Vice President Joe Biden was simply echoing a sentiment expressed frequently by other Democrats like Sen. Majority Leader Harry Reid, according to the Harvard-educated president of ATR, who started soliciting signers to the no-tax-increase pledge from state capitols to Capitol Hill in 1986 with the passage of the landmark Tax Reform Act.

“A lot of these people — Harry Reid to start with — don’t understand that this commitment is not to me, it’s to the American people,” countered Norquist. “If you read the pledge. It says, ‘I promise the people of my state, and the American people I won’t raise taxes.’ This is so foreign to how some of these people think that all they can imagine is that this is some sort of personal promise to me.”

Biden invoked Norquist’s name in attempting to make the point that Mitt Romney and Paul Ryan are out of touch with average Americans.

“Instead of signing pledges to Grover Norquist not to ask the wealthiest among us to contribute to bring back the middle class, they should be signing a pledge saying to the middle class ‘we’re going to level the playing field,’” snapped Biden. “’We’re going to give you a fair shot again. ‘We are going to not repeat the mistakes we’ve made in the past by having a different set of rules for Wall Street and Main Street, making sure that we continue to hemorrhage these tax cuts for the super wealthy.”
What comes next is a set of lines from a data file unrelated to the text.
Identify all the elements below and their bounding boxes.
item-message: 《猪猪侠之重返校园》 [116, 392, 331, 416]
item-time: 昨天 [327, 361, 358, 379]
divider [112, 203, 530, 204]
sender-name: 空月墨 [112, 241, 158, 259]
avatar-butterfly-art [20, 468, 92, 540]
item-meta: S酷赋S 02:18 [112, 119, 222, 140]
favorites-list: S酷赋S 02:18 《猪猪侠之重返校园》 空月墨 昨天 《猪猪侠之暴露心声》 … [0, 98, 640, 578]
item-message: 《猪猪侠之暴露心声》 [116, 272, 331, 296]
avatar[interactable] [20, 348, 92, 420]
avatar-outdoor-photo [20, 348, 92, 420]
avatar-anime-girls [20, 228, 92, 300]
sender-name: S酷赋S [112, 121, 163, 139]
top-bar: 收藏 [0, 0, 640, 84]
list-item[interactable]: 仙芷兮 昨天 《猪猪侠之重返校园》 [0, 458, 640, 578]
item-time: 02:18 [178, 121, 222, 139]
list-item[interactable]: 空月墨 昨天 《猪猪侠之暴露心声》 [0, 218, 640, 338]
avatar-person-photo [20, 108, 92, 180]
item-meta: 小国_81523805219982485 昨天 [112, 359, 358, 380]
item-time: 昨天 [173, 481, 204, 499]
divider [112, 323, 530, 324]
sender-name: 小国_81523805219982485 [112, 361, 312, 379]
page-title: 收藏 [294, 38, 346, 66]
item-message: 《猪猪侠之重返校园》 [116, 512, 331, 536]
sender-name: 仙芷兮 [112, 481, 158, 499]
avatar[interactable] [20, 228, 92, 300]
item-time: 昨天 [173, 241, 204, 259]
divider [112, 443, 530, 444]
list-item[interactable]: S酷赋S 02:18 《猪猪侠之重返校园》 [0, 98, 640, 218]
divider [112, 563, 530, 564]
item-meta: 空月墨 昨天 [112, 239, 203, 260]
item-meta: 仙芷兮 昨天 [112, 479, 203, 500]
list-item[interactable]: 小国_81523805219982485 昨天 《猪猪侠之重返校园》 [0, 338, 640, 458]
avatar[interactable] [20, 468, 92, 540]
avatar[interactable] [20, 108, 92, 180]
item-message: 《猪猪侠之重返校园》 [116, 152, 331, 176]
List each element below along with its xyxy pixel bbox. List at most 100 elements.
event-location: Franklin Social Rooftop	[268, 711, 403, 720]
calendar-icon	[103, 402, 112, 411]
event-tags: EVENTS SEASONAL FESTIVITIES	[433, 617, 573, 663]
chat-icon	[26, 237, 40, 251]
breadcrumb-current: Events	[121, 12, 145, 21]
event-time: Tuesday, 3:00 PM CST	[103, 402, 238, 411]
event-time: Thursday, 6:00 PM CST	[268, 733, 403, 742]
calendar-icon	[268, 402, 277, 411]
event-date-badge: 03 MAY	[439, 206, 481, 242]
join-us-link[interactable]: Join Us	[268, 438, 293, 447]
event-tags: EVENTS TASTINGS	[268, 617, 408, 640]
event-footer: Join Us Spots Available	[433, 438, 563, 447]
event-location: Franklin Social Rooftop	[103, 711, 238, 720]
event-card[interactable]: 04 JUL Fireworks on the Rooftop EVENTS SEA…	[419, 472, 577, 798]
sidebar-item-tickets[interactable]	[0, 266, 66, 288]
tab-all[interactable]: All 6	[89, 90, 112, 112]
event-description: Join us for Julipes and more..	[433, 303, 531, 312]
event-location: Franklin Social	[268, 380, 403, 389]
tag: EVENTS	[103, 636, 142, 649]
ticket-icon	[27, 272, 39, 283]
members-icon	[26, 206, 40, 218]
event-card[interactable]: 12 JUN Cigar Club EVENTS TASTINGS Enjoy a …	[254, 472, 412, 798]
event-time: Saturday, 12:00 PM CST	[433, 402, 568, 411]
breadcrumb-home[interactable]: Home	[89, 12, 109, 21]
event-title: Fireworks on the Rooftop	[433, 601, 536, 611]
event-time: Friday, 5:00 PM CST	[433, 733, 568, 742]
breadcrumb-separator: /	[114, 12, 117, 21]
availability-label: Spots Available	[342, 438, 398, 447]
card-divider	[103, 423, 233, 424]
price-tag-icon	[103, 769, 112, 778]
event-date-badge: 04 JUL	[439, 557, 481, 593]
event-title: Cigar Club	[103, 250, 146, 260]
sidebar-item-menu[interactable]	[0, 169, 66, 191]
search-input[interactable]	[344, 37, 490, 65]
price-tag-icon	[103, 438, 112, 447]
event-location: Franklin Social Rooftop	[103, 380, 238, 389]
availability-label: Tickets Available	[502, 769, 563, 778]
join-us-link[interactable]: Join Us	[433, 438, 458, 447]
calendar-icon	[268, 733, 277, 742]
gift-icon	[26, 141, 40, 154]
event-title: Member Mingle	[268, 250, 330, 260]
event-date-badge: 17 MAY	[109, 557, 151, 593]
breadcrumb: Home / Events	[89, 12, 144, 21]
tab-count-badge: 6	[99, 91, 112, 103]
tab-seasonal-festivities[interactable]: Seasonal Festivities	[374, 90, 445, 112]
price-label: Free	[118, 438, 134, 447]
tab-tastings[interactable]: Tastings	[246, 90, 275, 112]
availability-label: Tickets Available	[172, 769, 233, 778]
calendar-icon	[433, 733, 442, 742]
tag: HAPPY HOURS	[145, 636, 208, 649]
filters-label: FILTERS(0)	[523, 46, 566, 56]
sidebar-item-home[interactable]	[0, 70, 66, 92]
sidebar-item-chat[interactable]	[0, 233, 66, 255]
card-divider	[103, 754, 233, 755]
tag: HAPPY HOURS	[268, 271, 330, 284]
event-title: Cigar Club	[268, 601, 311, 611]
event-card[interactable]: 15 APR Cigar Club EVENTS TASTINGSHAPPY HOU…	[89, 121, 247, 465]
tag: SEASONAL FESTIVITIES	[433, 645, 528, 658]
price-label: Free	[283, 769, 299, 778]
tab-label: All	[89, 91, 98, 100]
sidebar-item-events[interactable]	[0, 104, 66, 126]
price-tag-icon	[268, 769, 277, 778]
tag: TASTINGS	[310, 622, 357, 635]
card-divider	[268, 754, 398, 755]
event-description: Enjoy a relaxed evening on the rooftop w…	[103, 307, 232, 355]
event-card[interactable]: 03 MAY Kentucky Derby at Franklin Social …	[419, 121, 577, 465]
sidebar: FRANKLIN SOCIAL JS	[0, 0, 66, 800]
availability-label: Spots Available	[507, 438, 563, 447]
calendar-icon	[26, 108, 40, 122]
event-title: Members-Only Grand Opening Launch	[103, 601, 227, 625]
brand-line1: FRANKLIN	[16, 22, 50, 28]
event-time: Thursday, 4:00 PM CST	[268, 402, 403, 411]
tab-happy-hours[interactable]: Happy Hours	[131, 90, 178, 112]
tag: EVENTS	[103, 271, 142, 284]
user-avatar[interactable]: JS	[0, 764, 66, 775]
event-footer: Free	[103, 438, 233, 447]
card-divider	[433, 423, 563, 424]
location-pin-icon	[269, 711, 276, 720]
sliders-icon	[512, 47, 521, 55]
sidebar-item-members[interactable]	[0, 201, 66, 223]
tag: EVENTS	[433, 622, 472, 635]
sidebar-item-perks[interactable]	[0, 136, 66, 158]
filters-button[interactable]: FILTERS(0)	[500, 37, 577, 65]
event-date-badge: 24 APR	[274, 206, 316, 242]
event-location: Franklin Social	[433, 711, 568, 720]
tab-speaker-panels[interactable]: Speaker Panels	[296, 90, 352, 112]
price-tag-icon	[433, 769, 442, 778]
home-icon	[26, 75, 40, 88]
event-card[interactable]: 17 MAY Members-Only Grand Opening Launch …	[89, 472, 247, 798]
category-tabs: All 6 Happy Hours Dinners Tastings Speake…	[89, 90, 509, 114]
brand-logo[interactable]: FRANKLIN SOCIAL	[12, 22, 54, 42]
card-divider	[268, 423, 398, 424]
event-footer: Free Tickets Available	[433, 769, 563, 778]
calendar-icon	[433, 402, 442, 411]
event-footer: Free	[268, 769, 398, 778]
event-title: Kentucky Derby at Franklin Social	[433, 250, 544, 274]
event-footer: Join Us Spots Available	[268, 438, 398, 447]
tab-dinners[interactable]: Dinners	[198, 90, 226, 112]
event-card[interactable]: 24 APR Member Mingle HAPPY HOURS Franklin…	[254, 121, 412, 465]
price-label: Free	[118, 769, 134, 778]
Norquist said that President Barack Obama and Biden broke their promise to the American people.

“Mr. Biden said that he and his running mate would not raise taxes on the middle income people — and they did,” countered Norquist, who noted that Ryan has advocated meeting America’s economic woes head on with spending cuts and government reform.

“When Obama and Biden ran for office, what they did was in point of fact make a promise that they wouldn’t raise taxes and they broke it,” Norquist added. “I think it’s good economics not to raise taxes and it’s good civics to keep your promises.”